En Yonne et Côte d'Or, la rivière Armançon a été classée en liste 2 au titre de la continuité écologique (art L.214-17 C env.) avec l'anguille comme principal enjeu migrateur amphihalin. Le Ministère de l'Ecologie et l'Agence de l'eau imposent donc des effacements d'ouvrages ou des aménagements coûteux sur le bassin de Seine Amont pendant qu'ils délivrent un blanc-seing de prédation sur le bassin de Seine Aval et autres zones estuariennes.

Cette incohérence, où seul surnage le poids de plus en plus manifeste des lobbies dans la politique de l'eau, serait cocasse si les effets induits n'étaient pas aussi graves pour le patrimoine hydraulique de nos territoires, et socialement pour les propriétaires désemparés des ouvrages menacés.  

Et …très accessoirement pour l'anguille elle-même, espèce dont le recrutement reste très faible dans les rivières malgré une petite amélioration récente.

Rappelons que les ouvrages hydrauliques de l'Armançon étant présents depuis un à huit siècles. Il est peu probable qu'ils soient la cause d'un déclin essentiellement documenté depuis 30 ans.  

Rappelons enfin que les pêcheurs avaient mission de traquer l'anguille comme espèce considérée "nuisible" -par totale ignorance- dans les rivières de première catégorie jusque dans les années 1980, de sorte que leurs fédérations -à la mémoire courte- ne sont pas toujours les mieux placées pour donner des leçons de bonnes pratiques piscicoles et environnementales.

photo : Wikimedia,

A lire sur le sujet : l'excellent ouvrage d' Eric Feunteun (2012), Le rêve de l'anguille, Buchet-Castel.
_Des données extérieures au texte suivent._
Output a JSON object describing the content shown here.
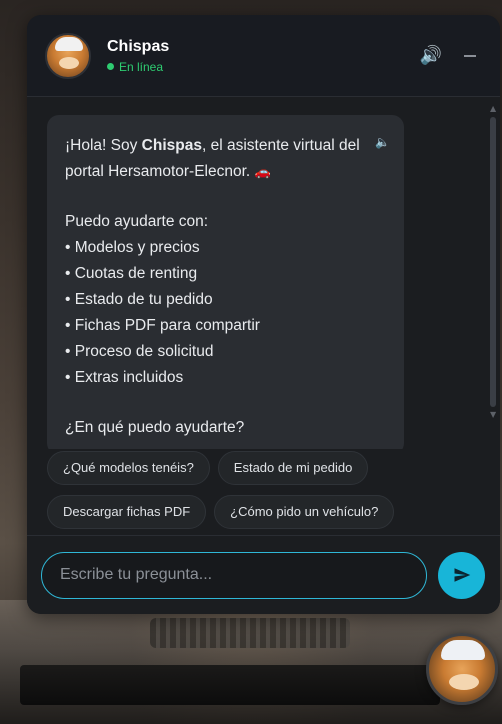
{
  "header": {
    "title": "Chispas",
    "status": "En línea",
    "status_color": "#2ecc71",
    "sound_icon": "speaker-icon",
    "minimize_icon": "minimize-icon"
  },
  "message": {
    "greeting_pre": "¡Hola! Soy ",
    "greeting_name": "Chispas",
    "greeting_post": ", el asistente virtual del portal Hersamotor-Elecnor.",
    "car_emoji": "🚗",
    "intro": "Puedo ayudarte con:",
    "items": [
      "• Modelos y precios",
      "• Cuotas de renting",
      "• Estado de tu pedido",
      "• Fichas PDF para compartir",
      "• Proceso de solicitud",
      "• Extras incluidos"
    ],
    "question": "¿En qué puedo ayudarte?"
  },
  "chips": [
    "¿Qué modelos tenéis?",
    "Estado de mi pedido",
    "Descargar fichas PDF",
    "¿Cómo pido un vehículo?"
  ],
  "composer": {
    "placeholder": "Escribe tu pregunta...",
    "send_icon": "send-icon",
    "accent": "#18b5d8"
  }
}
Un des meilleurs spécialistes internationaux de l'anguille expose de manière précise et vivante nos connaissances sur l'espèce, ainsi que les enjeux de sa protection.

(1)quand les bornes sont dépassées…il n’y a plus de limites !

(2) qu’adviendra-t-il de la pertinence des classements des cours d’eau L1, L2 ?…un ordre de reconstruction des seuils et des barrages détruits sur l'autel des espèces piscicoles amphihalines?